Ca y est ! Les municipales sont passées, elles ont été gagnées majoritairement par les équipes de gauche qui ont su séduire, au niveau local, les électeurs de France. Le Parti socialiste se prépare donc - enfin ! - à son congrès dont tant attendent un renouveau profond. Pourtant, cette réunion prévue début novembre est extrêmement risquée pour le PS.

 

Je n’en ai jamais fait mystère, je suis un électeur de gauche. Je l’ai écrit de nombreuses fois, je l’ai dit publiquement. Cependant, c’est un électeur de gauche très inquiet et passablement soupçonneux qui se fend aujourd’hui d’un billet sur la situation politique du Parti socialiste.


En apparence, tout est pour le mieux dans le plus rose des mondes, non ? 20 régions sur 22, une majorité des départements, des grandes villes, des équipes politiques localement appréciées, parfois plébiscitées. C’est déjà une bonne base, non ?


En face, vous trouvez un gouvernement passablement tourneboulé après 10 mois de présidence Sarkozy qui a transformé les ministres en vulgaires people de seconde zone, à peine digne d’aller à La Ferme et certainement pas à La Star Ac. Il y a peu de poids lourds politiques dans ce gouvernement et le moins qu’on puisse dire, c’est que les discours à la télé ne sont pas vraiment au niveau minimum requis par la fonction. Ajoutez à cela un président qui a sérieusement dévissé dans les sondages comme dans sa vie privée et parfois même son comportement, vous aurez donc une image de base qui ne peut qu’être souriante à un électeur de gauche. Comme moi, par exemple.


Alors, pourquoi suis-je donc si inquiet ? La raison est très simple. Le PS ne doit ses victoires récentes ni à un programme politique ni à un leader incontesté. En fait, le PS a gagné presque malgré lui. Malgré le néant abyssal de sa doctrine politique jetée aux oubliettes par à peu près tout le monde, malgré le vide du fauteuil de leader, les électeurs de gauche sont encore suffisamment enthousiastes pour venir donner encouragements et signes de bonne volonté.


Ce temps est, je le crains, en train d’en venir à sa fin. Car, la direction du premier parti d’opposition ne va pas pouvoir bien longtemps encore jeter un voile pudique sur ses propres lacunes. Il va falloir bouger. Et bouger, dans un panier de crabes, ça fait des vagues. Et ça déclenche des hostilités.


Alors, ils ne sont pas chauds-chauds. On va le faire, mais lentement. Doucement. Le moins possible. C’est la tonalité des analyses politiques qui nous sont proposées en ce moment.
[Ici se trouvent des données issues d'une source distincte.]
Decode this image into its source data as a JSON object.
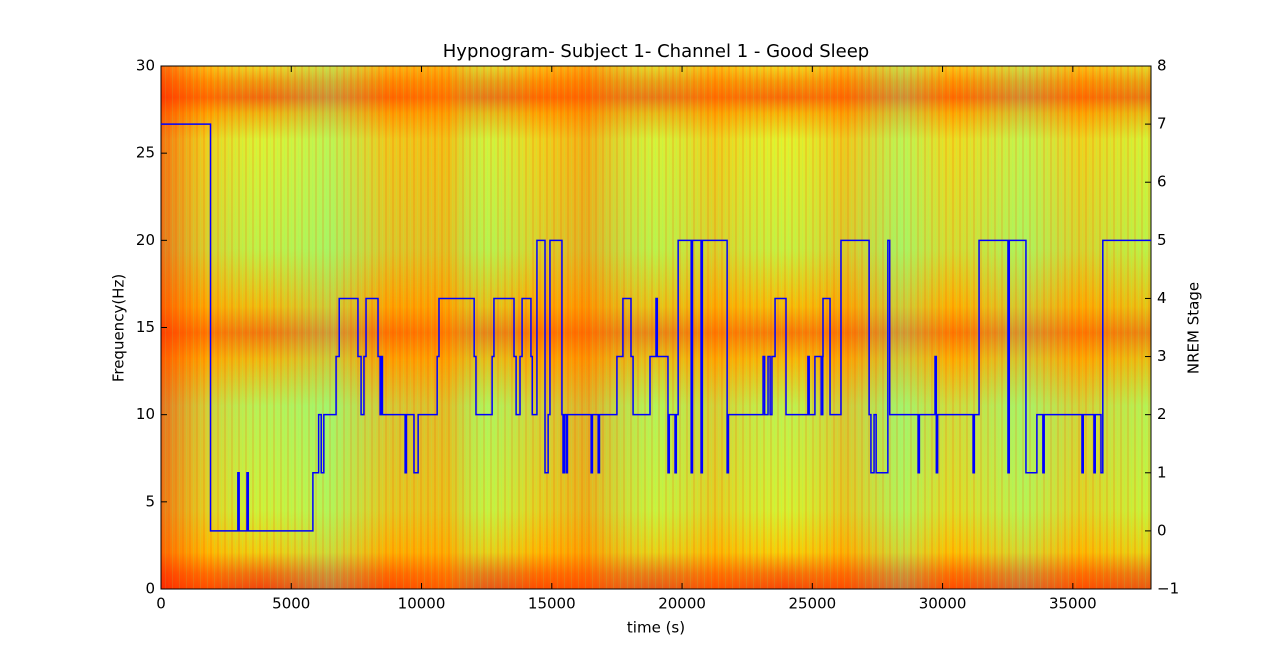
{
  "chart_data": {
    "type": "line",
    "drawstyle": "steps-post",
    "title": "Hypnogram- Subject 1- Channel 1 - Good Sleep",
    "x_label": "time (s)",
    "y_label": "Frequency(Hz)",
    "y2_label": "NREM Stage",
    "axis": "y2",
    "color": "#0000ff",
    "label_color": "#0000ff",
    "x": [
      0,
      1900,
      2950,
      3000,
      3300,
      3350,
      5830,
      6050,
      6150,
      6250,
      6720,
      6840,
      7560,
      7680,
      7790,
      7870,
      8330,
      8410,
      8450,
      8500,
      9370,
      9420,
      9710,
      9870,
      10600,
      10670,
      12020,
      12090,
      12710,
      12780,
      13550,
      13630,
      13780,
      13860,
      14200,
      14250,
      14430,
      14740,
      14860,
      14930,
      15390,
      15430,
      15480,
      15550,
      15600,
      16510,
      16560,
      16780,
      16830,
      17500,
      17730,
      18040,
      18120,
      18770,
      19000,
      19050,
      19460,
      19510,
      19730,
      19780,
      19850,
      20350,
      20400,
      20730,
      20780,
      21730,
      21780,
      23110,
      23170,
      23300,
      23380,
      23450,
      23570,
      23990,
      24830,
      24880,
      25100,
      25340,
      25400,
      25410,
      25680,
      26100,
      27180,
      27250,
      27370,
      27450,
      27900,
      27970,
      29060,
      29110,
      29710,
      29760,
      29810,
      31170,
      31220,
      31400,
      32510,
      32560,
      33200,
      33620,
      33850,
      33900,
      35350,
      35400,
      35810,
      35860,
      36080,
      36150,
      38000
    ],
    "values": [
      7,
      0,
      1,
      0,
      1,
      0,
      1,
      2,
      1,
      2,
      3,
      4,
      3,
      2,
      3,
      4,
      3,
      2,
      3,
      2,
      1,
      2,
      1,
      2,
      3,
      4,
      3,
      2,
      3,
      4,
      3,
      2,
      3,
      4,
      3,
      2,
      5,
      1,
      2,
      5,
      2,
      1,
      2,
      1,
      2,
      1,
      2,
      1,
      2,
      3,
      4,
      3,
      2,
      3,
      4,
      3,
      1,
      2,
      1,
      2,
      5,
      1,
      5,
      1,
      5,
      1,
      2,
      3,
      2,
      3,
      2,
      3,
      4,
      2,
      3,
      2,
      3,
      2,
      3,
      4,
      2,
      5,
      2,
      1,
      2,
      1,
      5,
      2,
      1,
      2,
      3,
      1,
      2,
      1,
      2,
      5,
      1,
      5,
      1,
      2,
      1,
      2,
      1,
      2,
      1,
      2,
      1,
      5,
      5
    ],
    "xlim": [
      0,
      38000
    ],
    "xticks": [
      0,
      5000,
      10000,
      15000,
      20000,
      25000,
      30000,
      35000
    ],
    "ylim": [
      0,
      30
    ],
    "yticks": [
      0,
      5,
      10,
      15,
      20,
      25,
      30
    ],
    "y2lim": [
      -1,
      8
    ],
    "y2ticks": [
      {
        "value": -1,
        "label": "−1"
      },
      0,
      1,
      2,
      3,
      4,
      5,
      6,
      7,
      8
    ]
  }
}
Comme personne n’a envie de refaire un congrès à Rennes, on va éviter de trop se déchirer pour ne pas retomber dans une boucherie.


Il y a pourtant du travail à faire. Et vite.


Car le PS est en panne de doctrine. Tout le monde sait pertinemment que la vieille vulgate SFIO ne tient plus la route. Mais, comme on a peur de se fâcher avec tel ou tel en modifiant ou supprimant un aspect ou un autre, on la garde comme un vieux truc un peu moisi, totalement dépassé, une sorte de Code de la route qu’on rabâche, mais sans plus l’appliquer.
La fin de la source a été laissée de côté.